The NFL scouting combine is next on a prospect's agenda for late February in Indianapolis and like many of the top ones Wood is not working out in his hometown but in the city and gym of his agent. When he goes to a postgame dinner across the street from his Mobile, Ala., hotel Saturday night, he is accompanied not only by his parents and girlfriend, but also reps from agent David Dunn's Athletes First.

Louisville's Eric Wood (Getty Images)
It is the modern pro athlete's family snapshot. As one of the nation's top centers, they are about the only certainties he has heading into the NFL Draft.
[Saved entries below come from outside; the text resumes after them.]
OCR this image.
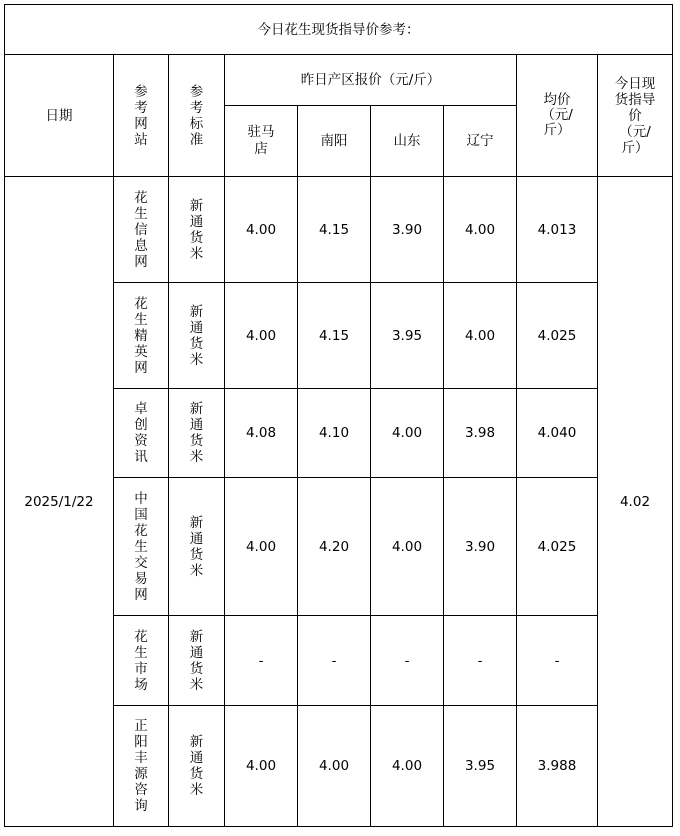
今日花生现货指导价参考：								
日期	参考网站	参考标准	昨日产区报价（元/斤）				均价（元/斤）	今日现货指导价（元/斤）
			驻马店	南阳	山东	辽宁		
2025/1/22	花生信息网	新通货米	4.00	4.15	3.90	4.00	4.013	4.02
	花生精英网	新通货米	4.00	4.15	3.95	4.00	4.025	
	卓创资讯	新通货米	4.08	4.10	4.00	3.98	4.040	
	中国花生交易网	新通货米	4.00	4.20	4.00	3.90	4.025	
	花生市场	新通货米	-	-	-	-	-	
	正阳丰源咨询	新通货米	4.00	4.00	4.00	3.95	3.988	
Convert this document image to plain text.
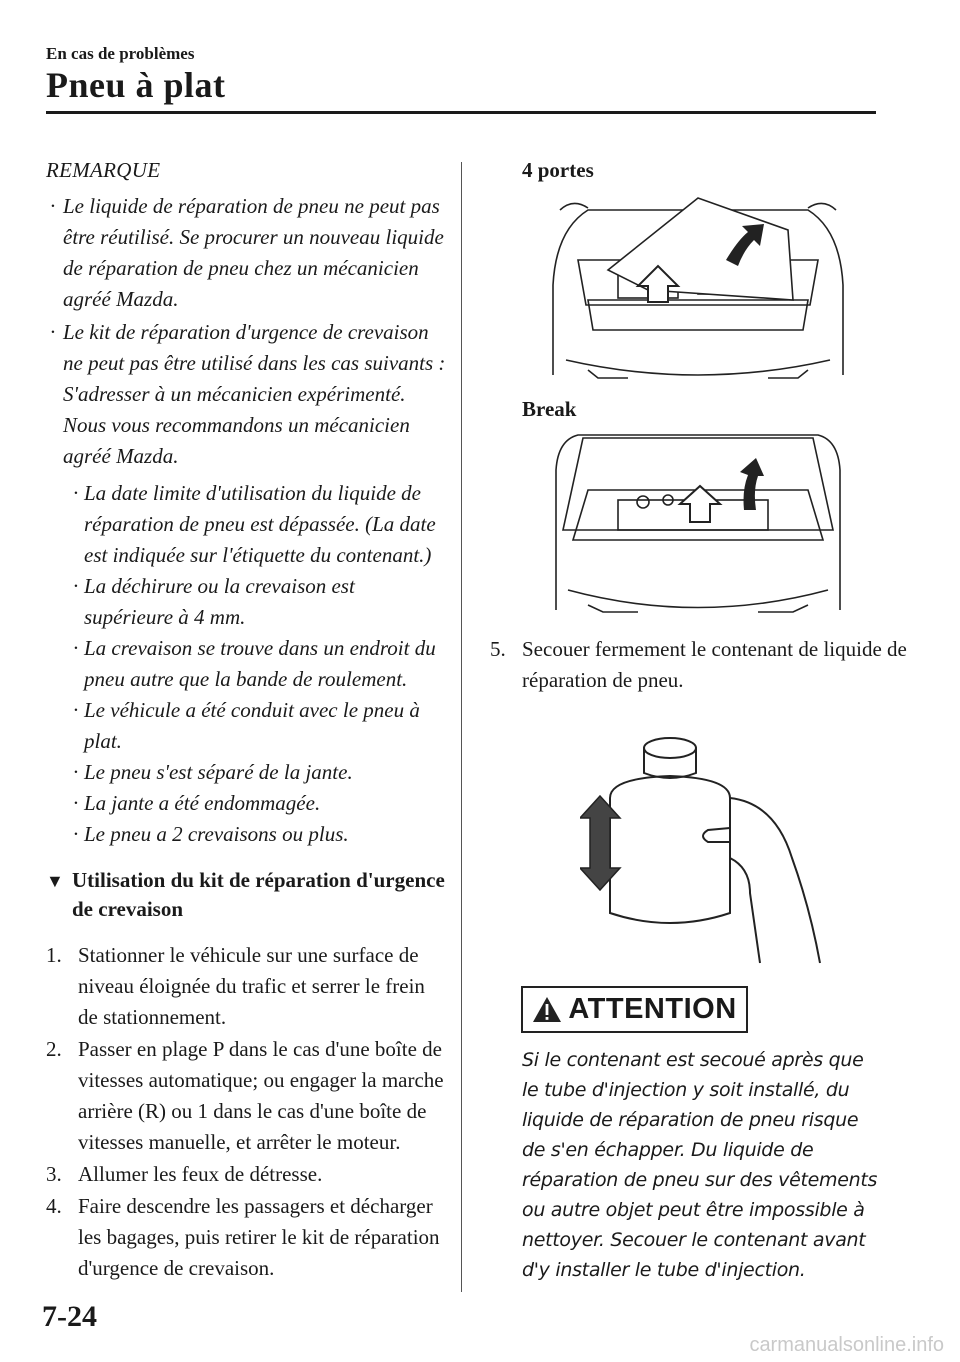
En cas de problèmes
Pneu à plat
REMARQUE
· Le liquide de réparation de pneu ne peut pas être réutilisé. Se procurer un nouveau liquide de réparation de pneu chez un mécanicien agréé Mazda.
· Le kit de réparation d'urgence de crevaison ne peut pas être utilisé dans les cas suivants : S'adresser à un mécanicien expérimenté. Nous vous recommandons un mécanicien agréé Mazda.
· La date limite d'utilisation du liquide de réparation de pneu est dépassée. (La date est indiquée sur l'étiquette du contenant.)
· La déchirure ou la crevaison est supérieure à 4 mm.
· La crevaison se trouve dans un endroit du pneu autre que la bande de roulement.
· Le véhicule a été conduit avec le pneu à plat.
· Le pneu s'est séparé de la jante.
· La jante a été endommagée.
· Le pneu a 2 crevaisons ou plus.
▼ Utilisation du kit de réparation d'urgence de crevaison
1. Stationner le véhicule sur une surface de niveau éloignée du trafic et serrer le frein de stationnement.
2. Passer en plage P dans le cas d'une boîte de vitesses automatique; ou engager la marche arrière (R) ou 1 dans le cas d'une boîte de vitesses manuelle, et arrêter le moteur.
3. Allumer les feux de détresse.
4. Faire descendre les passagers et décharger les bagages, puis retirer le kit de réparation d'urgence de crevaison.
4 portes
Break
5. Secouer fermement le contenant de liquide de réparation de pneu.
ATTENTION
Si le contenant est secoué après que le tube d'injection y soit installé, du liquide de réparation de pneu risque de s'en échapper. Du liquide de réparation de pneu sur des vêtements ou autre objet peut être impossible à nettoyer. Secouer le contenant avant d'y installer le tube d'injection.
7-24
carmanualsonline.info
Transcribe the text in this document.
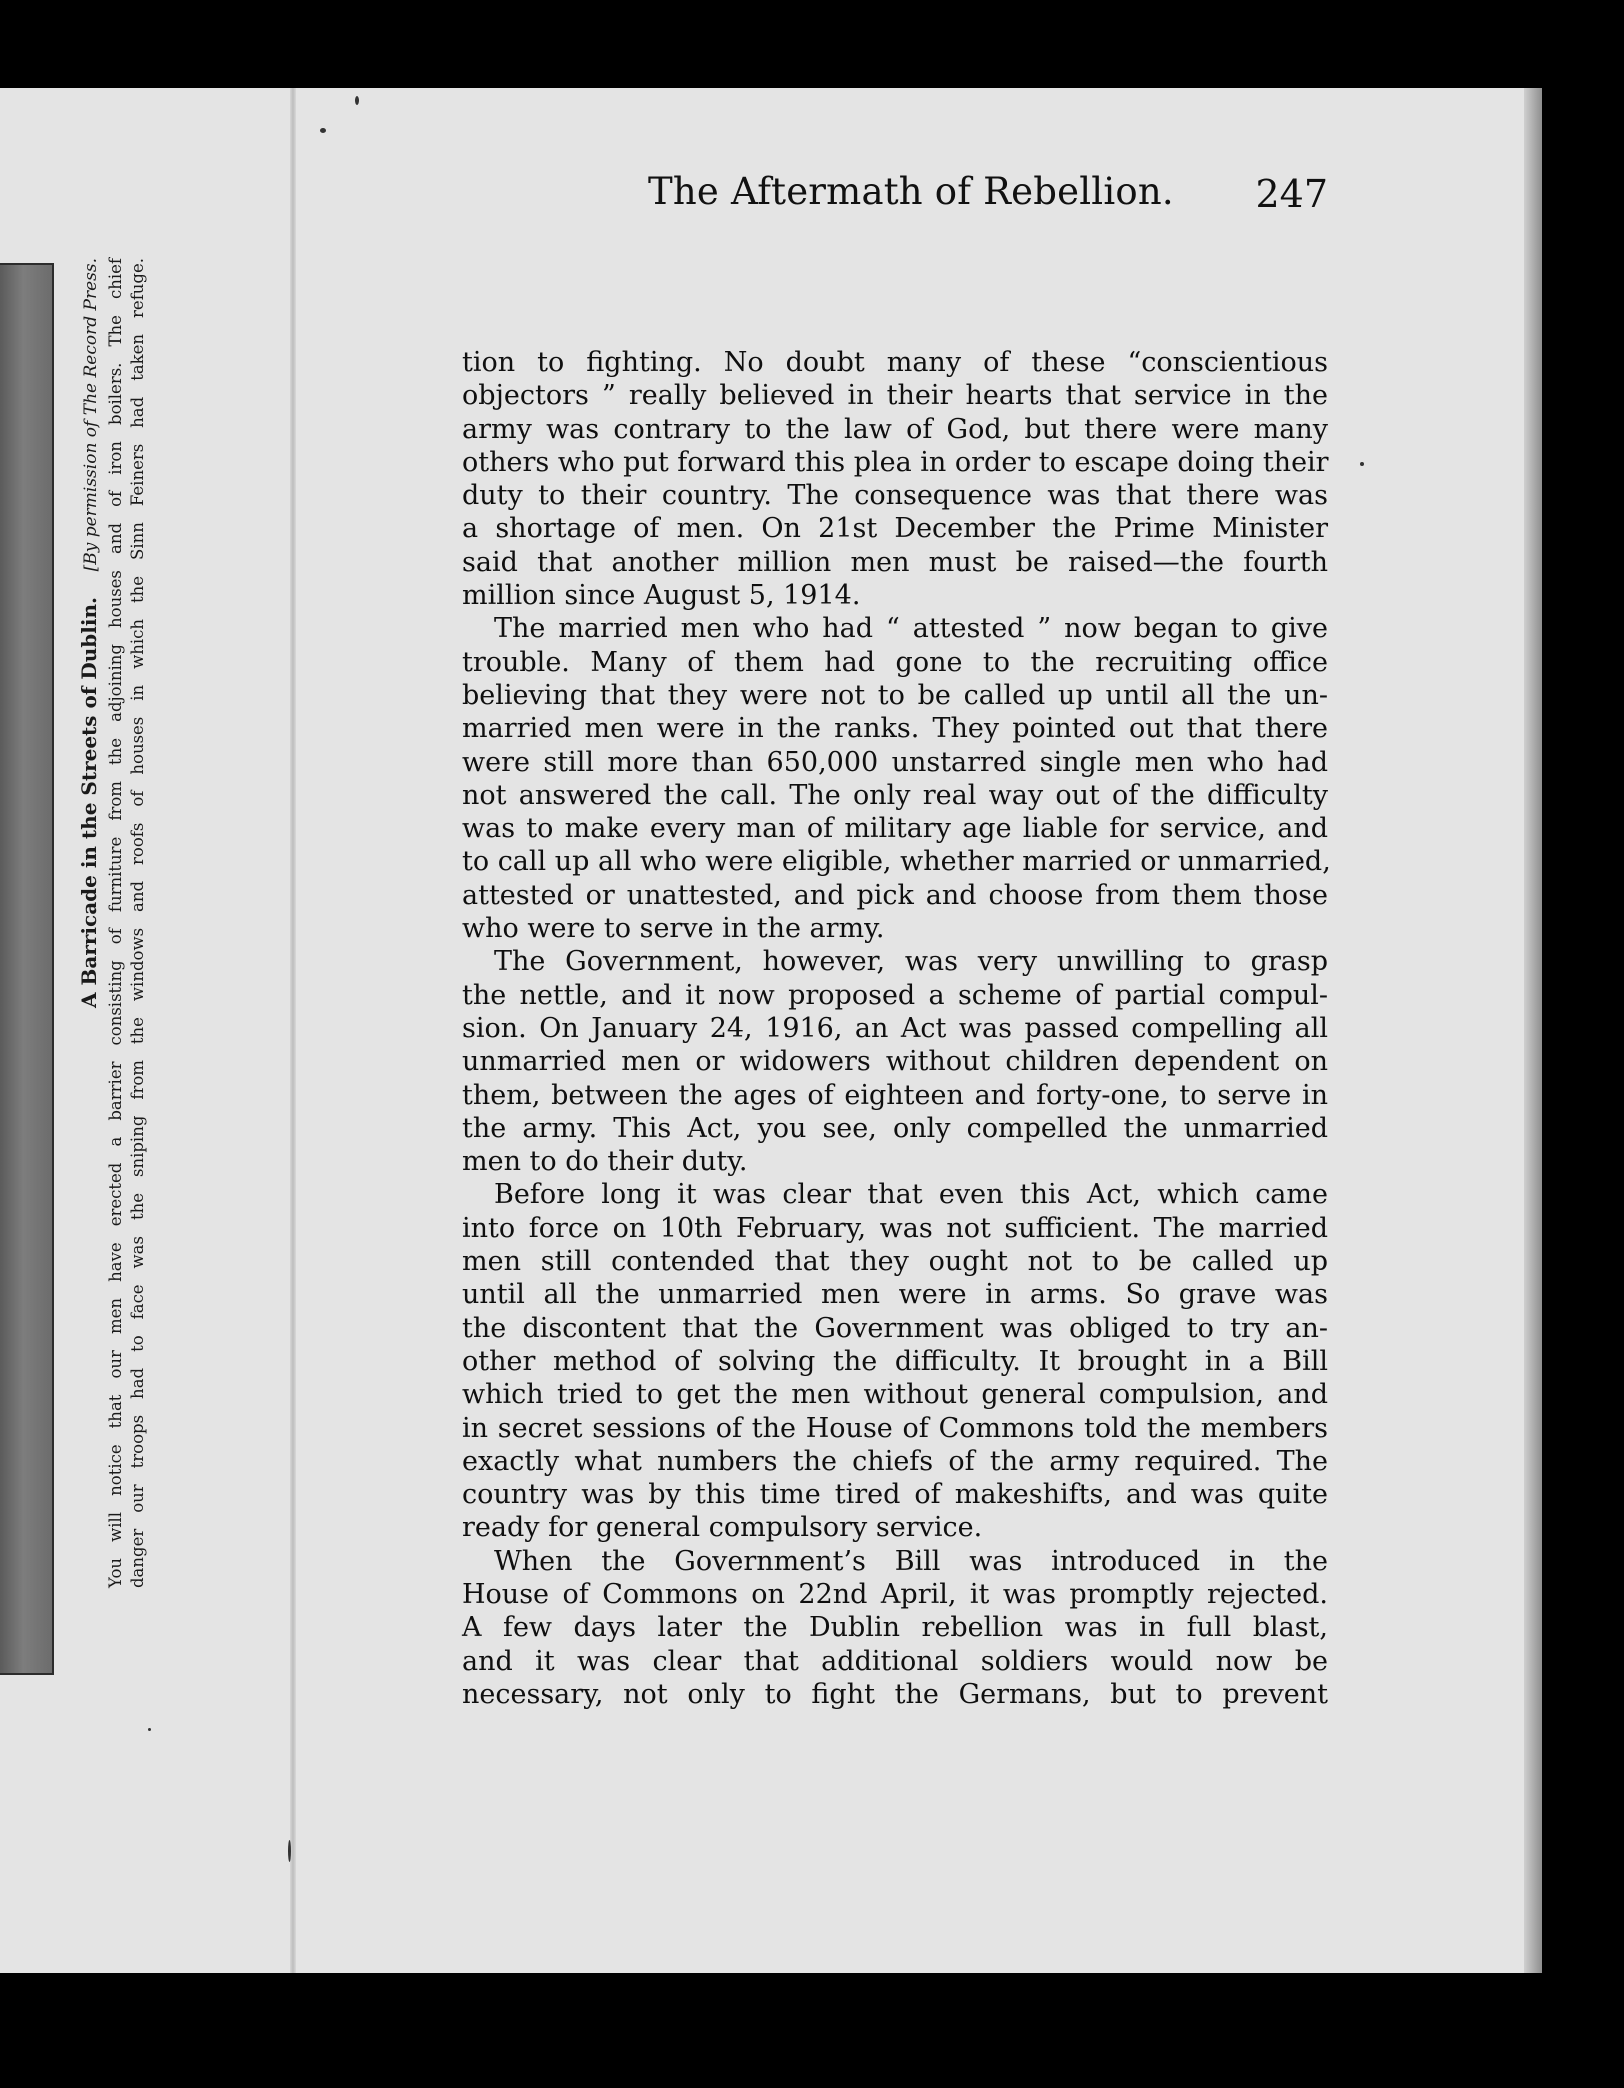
A Barricade in the Streets of Dublin.
[By permission of The Record Press. You will notice that our men have erected a barrier consisting of furniture from the adjoining houses and of iron boilers. The chief danger our troops had to face was the sniping from the windows and roofs of houses in which the Sinn Feiners had taken refuge.
The Aftermath of Rebellion. 247
tion to fighting. No doubt many of these “conscientious
objectors ” really believed in their hearts that service in the
army was contrary to the law of God, but there were many
others who put forward this plea in order to escape doing their
duty to their country. The consequence was that there was
a shortage of men. On 21st December the Prime Minister
said that another million men must be raised—the fourth
million since August 5, 1914.
The married men who had “ attested ” now began to give
trouble. Many of them had gone to the recruiting office
believing that they were not to be called up until all the un-
married men were in the ranks. They pointed out that there
were still more than 650,000 unstarred single men who had
not answered the call. The only real way out of the difficulty
was to make every man of military age liable for service, and
to call up all who were eligible, whether married or unmarried,
attested or unattested, and pick and choose from them those
who were to serve in the army.
The Government, however, was very unwilling to grasp
the nettle, and it now proposed a scheme of partial compul-
sion. On January 24, 1916, an Act was passed compelling all
unmarried men or widowers without children dependent on
them, between the ages of eighteen and forty-one, to serve in
the army. This Act, you see, only compelled the unmarried
men to do their duty.
Before long it was clear that even this Act, which came
into force on 10th February, was not sufficient. The married
men still contended that they ought not to be called up
until all the unmarried men were in arms. So grave was
the discontent that the Government was obliged to try an-
other method of solving the difficulty. It brought in a Bill
which tried to get the men without general compulsion, and
in secret sessions of the House of Commons told the members
exactly what numbers the chiefs of the army required. The
country was by this time tired of makeshifts, and was quite
ready for general compulsory service.
When the Government’s Bill was introduced in the
House of Commons on 22nd April, it was promptly rejected.
A few days later the Dublin rebellion was in full blast,
and it was clear that additional soldiers would now be
necessary, not only to fight the Germans, but to prevent
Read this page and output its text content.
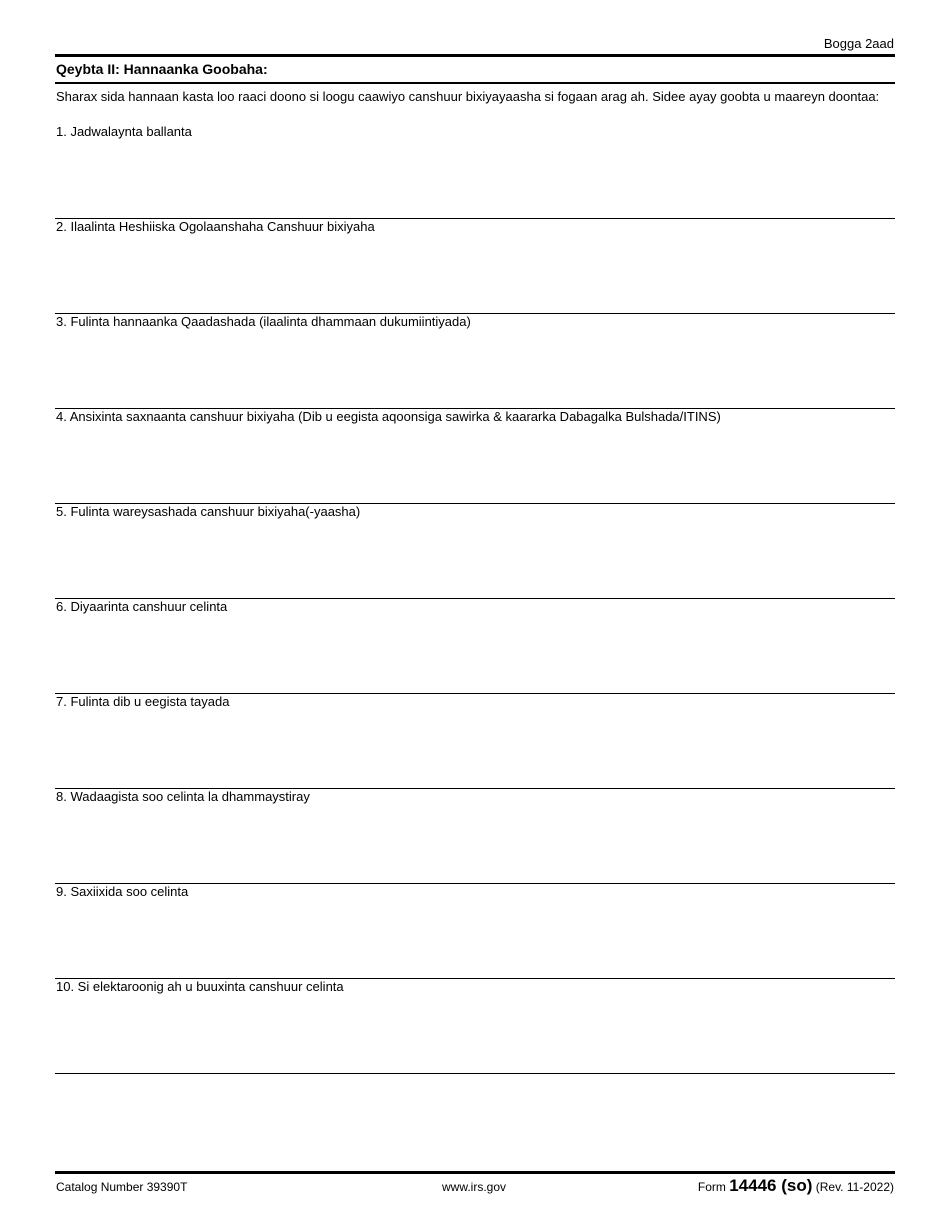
Bogga 2aad
Qeybta II: Hannaanka Goobaha:
Sharax sida hannaan kasta loo raaci doono si loogu caawiyo canshuur bixiyayaasha si fogaan arag ah. Sidee ayay goobta u maareyn doontaa:
1. Jadwalaynta ballanta
2. Ilaalinta Heshiiska Ogolaanshaha Canshuur bixiyaha
3. Fulinta hannaanka Qaadashada (ilaalinta dhammaan dukumiintiyada)
4. Ansixinta saxnaanta canshuur bixiyaha (Dib u eegista aqoonsiga sawirka & kaararka Dabagalka Bulshada/ITINS)
5. Fulinta wareysashada canshuur bixiyaha(-yaasha)
6. Diyaarinta canshuur celinta
7. Fulinta dib u eegista tayada
8. Wadaagista soo celinta la dhammaystiray
9. Saxiixida soo celinta
10. Si elektaroonig ah u buuxinta canshuur celinta
Catalog Number 39390T	www.irs.gov	Form 14446 (so) (Rev. 11-2022)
Although, he's fairly confident he showed well in the South's 35-18 victory.

Boston College defensive tackle BJ. Raji, whose stock soared last week, found out when the 304-pound Wood used his signature strength after snapping the ball to muscle the 335-pound Raji out of the way on a one-yard touchdown run. Strength at the point of attack is his strength.

"Top center in the country. What do you expect?" asks Raji, who also has Dunn and works out with Wood.

But what has Wood pleased is that he took the majority of Saturday's snaps at right guard. That's not exactly a footnote. Until last Monday, the former Elder High School tackle and tight end had never taken a snap at guard in any game at any time.

"Really, it's the best I've felt in a game in a long time," he says. "I think a lot of it had to do with just being so anxious to go against the best there is. The (Jacksonville coaches) prepared me well and after the first day or so of practice, I felt pretty comfortable at either spot."

It is hard to take the tape of an all-star game seriously. Just look at the last five MVPs from the Senior Bowl going back to Charlie Frye in 2005. Sinorice Moss, Tony Hunt, Matt Forte and this year's Pat White. Forte became a factor immediately, but despite White's heroics no one thinks he's walking into a No. 1 job in the NFL.

But the game in the trenches is as close as real as it gets and Wood feels like he's headed in the right direction. The South runs the ball for a 4.1-yard average against a North defensive line that had received rave practice week reviews.

But he has to admit after playing in two Ohio schoolboy championship games and a bowl game, this one had a funny feel.

"I'm not used to rotating or sitting on the bench, so it was kind of weird going back in and then changing positions, too," he says. "We didn't adjust very much. We kind of stayed with what we did in practice."

But the best part of the week turns out to be just like anything else on any level of football.

"The best memory has to be late in the game," he says. "We're winning and running the ball and just having fun with all the other guys on the line. That was fun."

Wood rotates with Antoine Caldwell of Alabama and Jonathan Luigs of Arkansas. Along with the North's Alex Mack and Max Unger, they are his main competition on Draft Day. But that doesn't stop him from loading their phone numbers into his cell phone.

"I had a good time meeting those guys. We spent a lot of time together during the week," Wood says. "That other stuff doesn't bother me."

Not much does. He's got a goal and it's why he was in bed every night trying to get eight hours of sleep before the morning meetings instead of seeing what was happening on Dauphin Street. It's why he watched film the night before the game. It's why he made every interview with an NFL team that asked even though he already knew the questions and the answers.

"It's like when the Bengals asked me if I thought playing at home would be a distraction," Wood says. "Would people be trying to get me to go out all time and would I go? I didn't come this far to let that get that in the way of what I want to accomplish."

Which is why he is even thinking about going into the gym Monday after his last college game.

"I saved the jersey," he says of the South's No. 60. "I think it will be a nice memento somewhere down the road."